The process post-study didn’t sound as easy as I hoped. Afterward, Post data collection, I would undergo several neurological tests, i.e., language, cognitive function, etc., to ensure the safety of potential surgical resection. Then, a team of neurologists and neurosurgeons would get together and review ALL the information and decide if I was even a candidate for surgical intervention. This testing/deliberation could take 4-6 months. Though I knew it wouldn’t be so cut-and-dry (no pun intended), I certainly didn’t think it would take that long.

For the time being, I decided to take baby steps. I left the hospital with what’s called an ambulatory EEG. This allowed me to return home to continue resting and healing — both of which are desperately needed after years of treatment and the emotional, psychological, and physical stress this entire ordeal caused. Before leaving the hospital, a dozen diodes were glued to my scalp. These are then connected to a small box that gathers information 24/7. I was also given a camcorder meant to be left on while I’m sleeping, sitting reading, writing, playing guitar, cooking in the kitchen, etc. — basically any place I might be for several minutes. The intention is to capture any possible seizure-like activity via brain waves and on film.
Perhaps this monitoring will shed some light on certain elements and reveal potential seizure activity.

Baby steps. Slow and steady…

I’m trying to race through all these tests, not just those related to the seizures, but every single test (blood labs, CT scans, MRIs, etc.), desperately hoping to return… but to where I know not. There is some kernel of normalcy out there — there must be, right? Although I am trying to find it in the past, I know, beyond a shadow of a doubt, that this normalcy I seek, this peace of mind and, dare I say, acceptance, is found right here and now.

I just haven’t gotten there; I haven’t arrived. Acceptance of what is, that ability to live (more) presently, is just beyond my grasp.

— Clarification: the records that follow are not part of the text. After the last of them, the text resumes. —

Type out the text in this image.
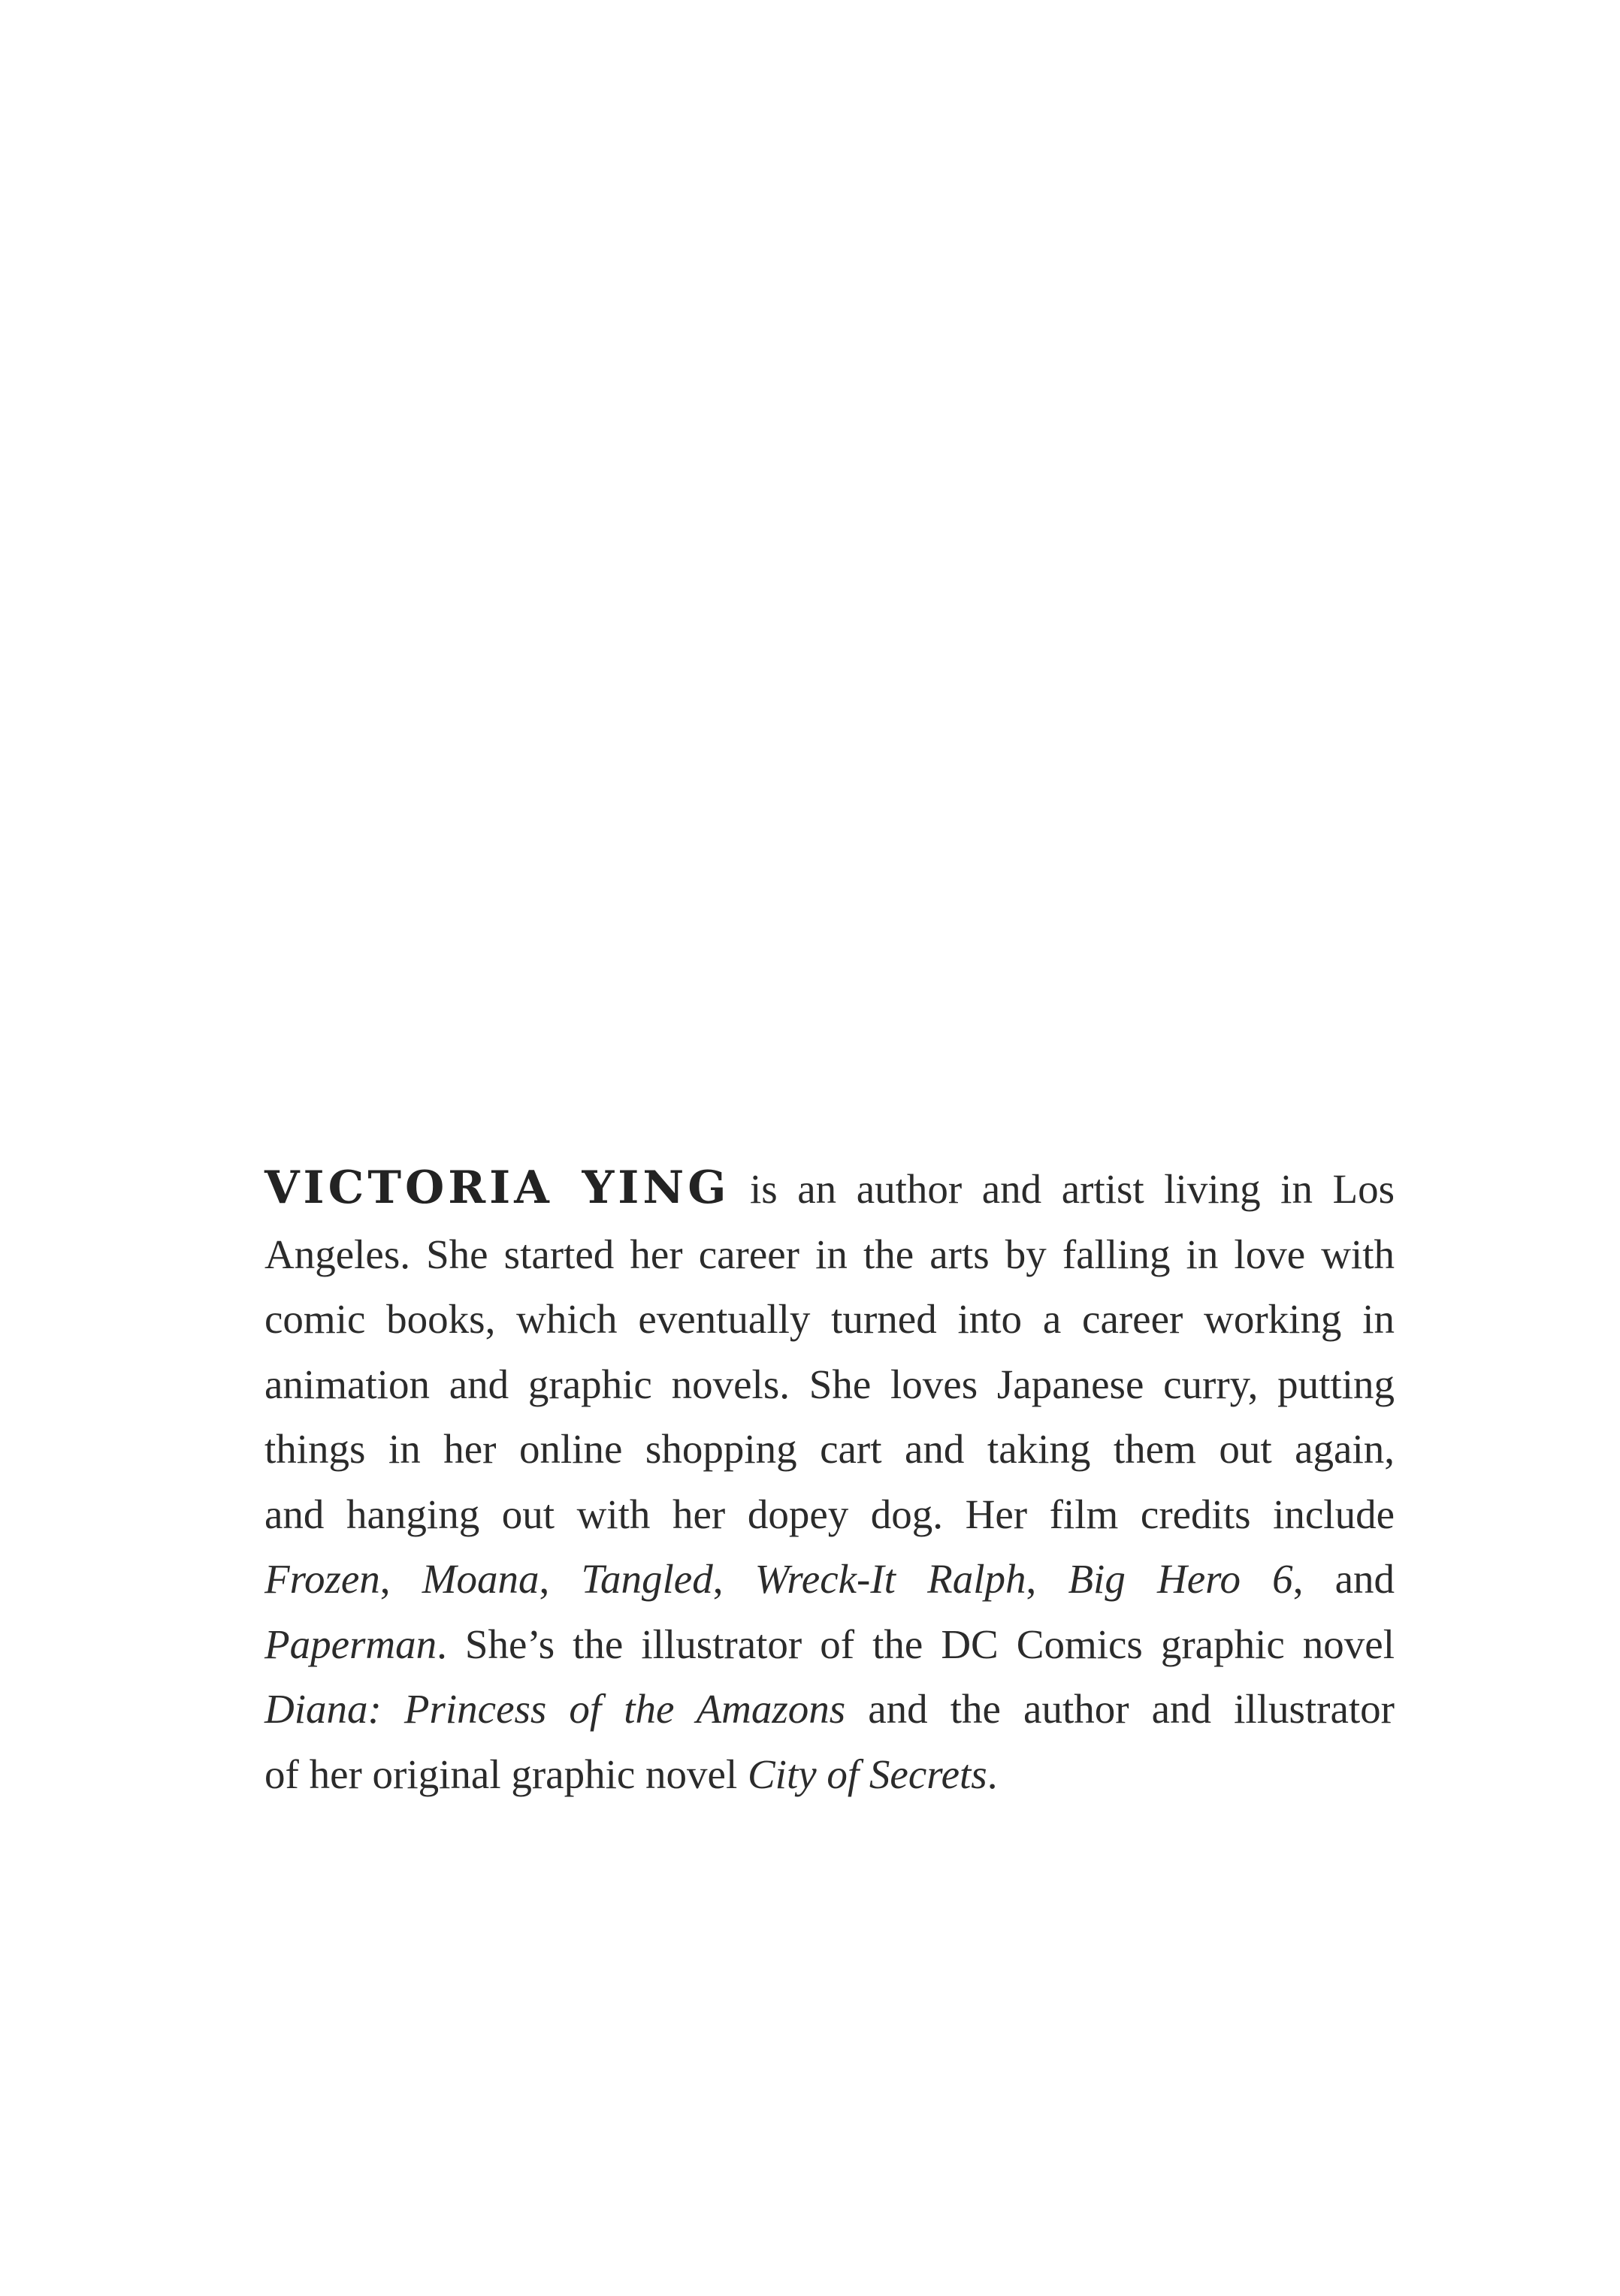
VICTORIA YING is an author and artist living in Los
Angeles. She started her career in the arts by falling in love with
comic books, which eventually turned into a career working in
animation and graphic novels. She loves Japanese curry, putting
things in her online shopping cart and taking them out again,
and hanging out with her dopey dog. Her film credits include
Frozen, Moana, Tangled, Wreck-It Ralph, Big Hero 6, and
Paperman. She’s the illustrator of the DC Comics graphic novel
Diana: Princess of the Amazons and the author and illustrator
of her original graphic novel City of Secrets.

I know I could easily take hold it, maybe lean just a little farther out, bravely extending, trusting myself in doing so, but I’m held back. The bitterness and anger pull me the other way, back into the known. I am seeking normalcy in this place, in the past, but all that remains some visions and daydreams lead to the bitterness and anger felt presently. I often wonder, when in a moment of clarity, how much I polish those memories to better serve my current state of anger, sadness, etc. This is where the emotional and psychological exhaustion, or at least the majority, stems from; the continuous construction of a palatial past to which a return is impossible.